I've mentioned several times that I listen to international broadcasters that used to be on short-wave radio. One of them is China Radio International, and last week there was an interesting report on the program "Postcards", which is a show of human-interest stories from all over the world, usually about five mintues each but with enough put together to fill out a roughly 25-minute time slot.

Hollywood's latest fitness trend is harkening back to glitzy days of films gone by. Synchronized swimming is making a splash on the west coast - old Hollywood style. Before we come to the end of today's show, I would like to share with you an extra postcard from the United States.

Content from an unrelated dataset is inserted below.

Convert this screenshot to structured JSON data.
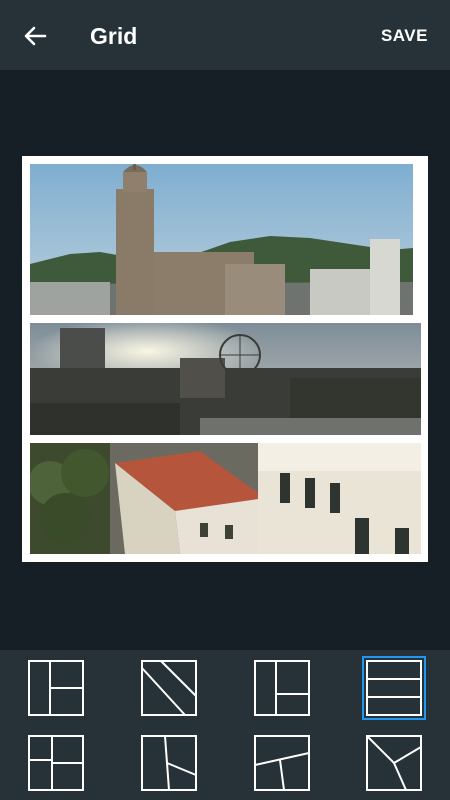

The report itself is reasonably interesting, talking about how the exercise program harkens back to all those Esther Williams films, in which the swimming routines certainly would have been very strenuous, just as much as the dancing Gene Kelly would have had people doing, although probably without the stories of bleeding feet. There's a transcript of the whole program here; you'll have to scroll to the bottom since the synchronized swimming story is the last one. There's also an audio file here (~8.3 MB, 24 min), with the link also being at the top of the first page.

The story got me to thinking about all those old Hollywood movies and the vintage gym and exercise equpiment that shows up in them. One thing that comes to mind is that bizarre conveyor belt-like contraption that you were supposed to put around the waist and then run, presumably in the hope that it would jiggle your torso fat enough to burn it off. I'm pretty certain one of those shows up in Reducing, a Marie Dressler comedy in which she goes to the big city and gets a job with her cousin at a day spa for the rich people.

One of the transatlantic cruise movies -- I forget whether it's Gentlemen Prefer Blonds or The French Line, has a musical number with a bunch of members of the US men's Olympic team doing their thing with exercise equipment and a swimming pool. And then there's the exercise equipment in Here Comes Mr. Jordan, especially the servants' perplexity at having to procure such stuff.

A lot of the characters in the old movies also seem to think that doing a bit of aerobics when you get up or just before going to bed was enough for fitness. I have this terrible image of Myrna Loy, William Powell, and whoever played their daughter doing their leg lifts as the road to fitness.